City officials weighed in early and asked that the house fit into the existing lot, and also fit in with the neighboring homes -- hopefully to use as a model for future urban in-fill housing. It is going to be made with as many earth-friendly, sustainable features as is possible. I'm told it will have a green roof -- although I've yet to see that in anything published.
And the best thing about this project? They've had so many volunteers, by far the most volunteers the TV show has ever gotten (more than 5,000 -- average number of volunteers for each Extreme Makeover episode is between 700 and 800) - so many that the volunteer companies and citizens are renovating the neighborhood. They're replacing sidewalks and driveways up down and around the block (and around the clock). They are painting, roofing, raking, siding, gardening, and adding gutters, creating murals, adding fences and hundreds more projects for the adjoining blocks. Judges are cutting through red tape to allow derelict properties to be cleaned up. Buffalo ReTree is planting 120 trees. To me, this is the greatest thing they could have done - even more than building a house in a week for a deserving family.

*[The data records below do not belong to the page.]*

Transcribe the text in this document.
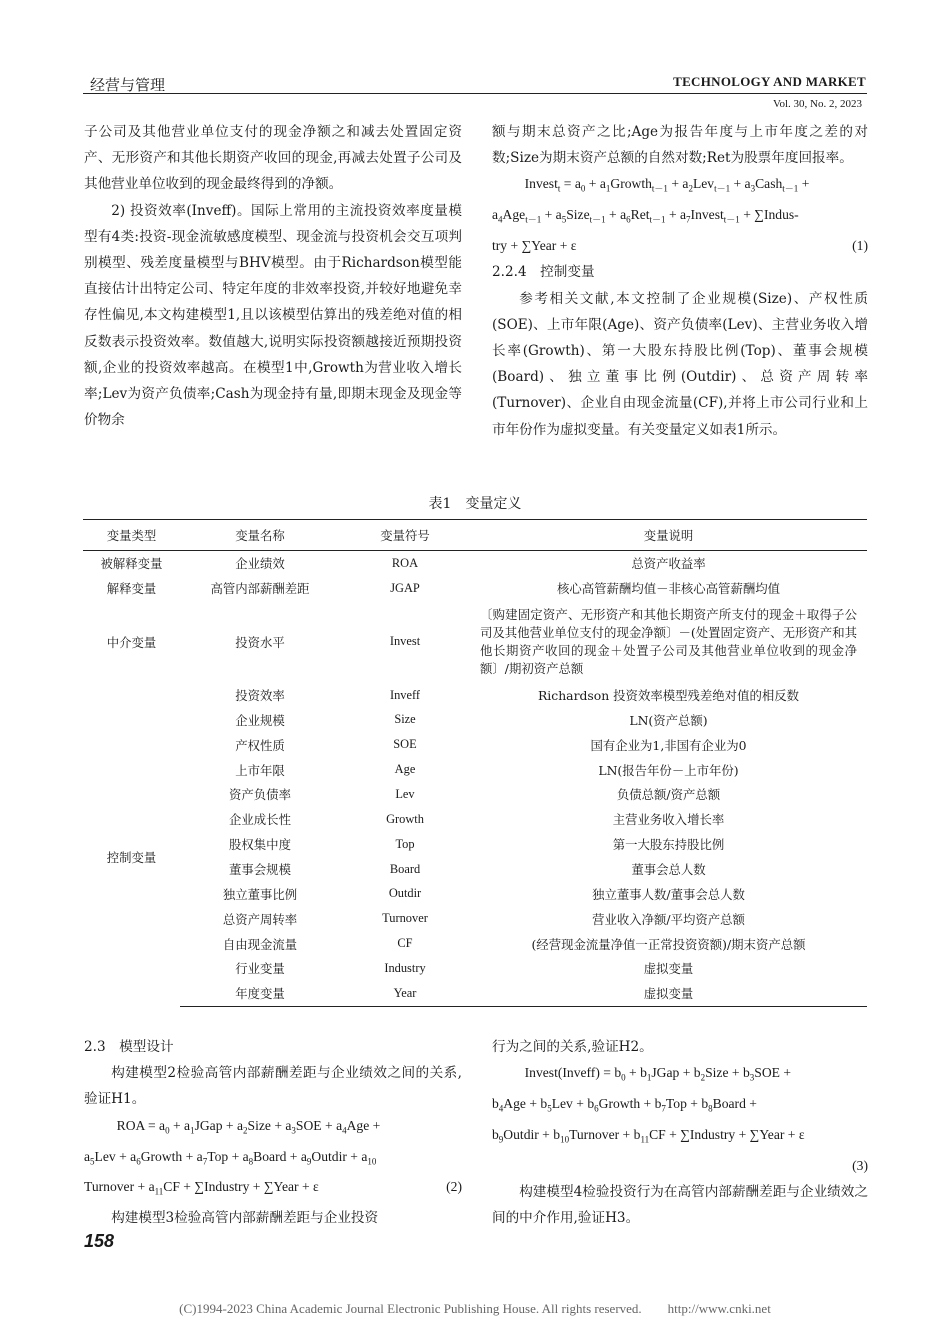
经营与管理	TECHNOLOGY AND MARKET
Vol. 30, No. 2, 2023

子公司及其他营业单位支付的现金净额之和减去处置固定资产、无形资产和其他长期资产收回的现金,再减去处置子公司及其他营业单位收到的现金最终得到的净额。

2) 投资效率(Inveff)。国际上常用的主流投资效率度量模型有4类:投资-现金流敏感度模型、现金流与投资机会交互项判别模型、残差度量模型与BHV模型。由于Richardson模型能直接估计出特定公司、特定年度的非效率投资,并较好地避免幸存性偏见,本文构建模型1,且以该模型估算出的残差绝对值的相反数表示投资效率。数值越大,说明实际投资额越接近预期投资额,企业的投资效率越高。在模型1中,Growth为营业收入增长率;Lev为资产负债率;Cash为现金持有量,即期末现金及现金等价物余

额与期末总资产之比;Age为报告年度与上市年度之差的对数;Size为期末资产总额的自然对数;Ret为股票年度回报率。

Invest$_t$ = $a_0$ + $a_1Growth_{t-1} + a_2Lev_{t-1}$ + $a_3Cash_{t-1}$ +
$a_4Age_{t-1}$ + $a_5Size_{t-1} + a_6Ret_{t-1}$ + $a_7Invest_{t-1}$ + ∑Indus-
try + ∑Year + ε	(1)

2.2.4　控制变量

参考相关文献,本文控制了企业规模(Size)、产权性质(SOE)、上市年限(Age)、资产负债率(Lev)、主营业务收入增长率(Growth)、第一大股东持股比例(Top)、董事会规模(Board)、独立董事比例(Outdir)、总资产周转率(Turnover)、企业自由现金流量(CF),并将上市公司行业和上市年份作为虚拟变量。有关变量定义如表1所示。

表1　变量定义
变量类型	变量名称	变量符号	变量说明
被解释变量	企业绩效	ROA	总资产收益率
解释变量	高管内部薪酬差距	JGAP	核心高管薪酬均值－非核心高管薪酬均值
中介变量	投资水平	Invest	〔购建固定资产、无形资产和其他长期资产所支付的现金＋取得子公司及其他营业单位支付的现金净额〕－(处置固定资产、无形资产和其他长期资产收回的现金＋处置子公司及其他营业单位收到的现金净额〕/期初资产总额
	投资效率	Inveff	Richardson 投资效率模型残差绝对值的相反数
控制变量	企业规模	Size	LN(资产总额)
	产权性质	SOE	国有企业为1,非国有企业为0
	上市年限	Age	LN(报告年份－上市年份)
	资产负债率	Lev	负债总额/资产总额
	企业成长性	Growth	主营业务收入增长率
	股权集中度	Top	第一大股东持股比例
	董事会规模	Board	董事会总人数
	独立董事比例	Outdir	独立董事人数/董事会总人数
	总资产周转率	Turnover	营业收入净额/平均资产总额
	自由现金流量	CF	(经营现金流量净值一正常投资资额)/期末资产总额
	行业变量	Industry	虚拟变量
	年度变量	Year	虚拟变量

2.3　模型设计

构建模型2检验高管内部薪酬差距与企业绩效之间的关系,验证H1。

ROA = $a_0$ + $a_1JGap$ + $a_2Size + a_3SOE + a_4Age$ +
$a_5Lev$ + $a_6Growth + a_7Top$ + $a_8Board$ + $a_9Outdir + a_{10}$
Turnover + $a_{11}CF$ + ∑Industry + ∑Year + ε	(2)

构建模型3检验高管内部薪酬差距与企业投资

行为之间的关系,验证H2。

Invest(Inveff) = $b_0$ + $b_1JGap$ + $b_2Size + b_3SOE$ +
$b_4Age + b_5Lev$ + $b_6Growth + b_7Top$ + $b_8Board$ +
$b_9Outdir$ + $b_{10}Turnover + b_{11}CF$ + ∑Industry + ∑Year + ε
(3)

构建模型4检验投资行为在高管内部薪酬差距与企业绩效之间的中介作用,验证H3。

158
(C)1994-2023 China Academic Journal Electronic Publishing House. All rights reserved.　　http://www.cnki.net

While I stood there, a neighbor who's been volunteering since 6 a.m. this morning ( I was there at 6:30 p.m.) was jazzed because he was going to be interviewed by a local TV station. This is a big deal for him, one of the biggest events of his lifetime.
Another neighbor stopped by, she and her crew of volunteers, not all spoke English, were going from house to house for blocks around replacing light bulbs in porch lights that didn't work. A local electrician, volunteering his time & services, heard that streets weren't safe because people didn't sit on front porches because their porch lights didn't work. He took it upon himself (and the expense) to make sure porch lights for blocks around worked. There are literally dozens and dozens of stories like this -- caring people, in positions to help, finally paying attention to homes & people they would never come across in their daily lives, and making an immense difference in those lives -- and this neighborhood for the coming generations.
I've watched the show in the past. There are rumors of "quick" craftsmanship, cutting corners, things left undone, more expenses for the homeowners afterward than anticipated, and so on. But I am most impressed with US though. The energy and enthusiasm of the thousands of Buffalo volunteers is exciting and humbling at the same time. It's Buffalo contractors, construction workers, police, gardeners, electricians, landscapers, interior designers, stores, painters, roofers, restaurants, radio stations, and hundreds more, in addition to more than 5,000 volunteers that have stepped up to the plate to make this happen. The show is just a catalyst. It's Buffalo that is making this happen. Not our city leaders, mind you, but a TV show and ordinary citizens.
By the end of this (Saturday, for the reveal) there will be new gardens in front of neighboring houses and a couple new community gardens. I'll get back over there sometime to photograph them. I'll be avoiding the neighborhood on Saturday. If they got more than 5,000 volunteers to work on it, I would assume they may be a crowd of as many as 10,000 there Saturday when they get yell, "Move that bus!"
Oh, and you can be sure I'll be approaching the owners of the new house to be on Garden Walk this year, and encouraging the neighbors to be on as well!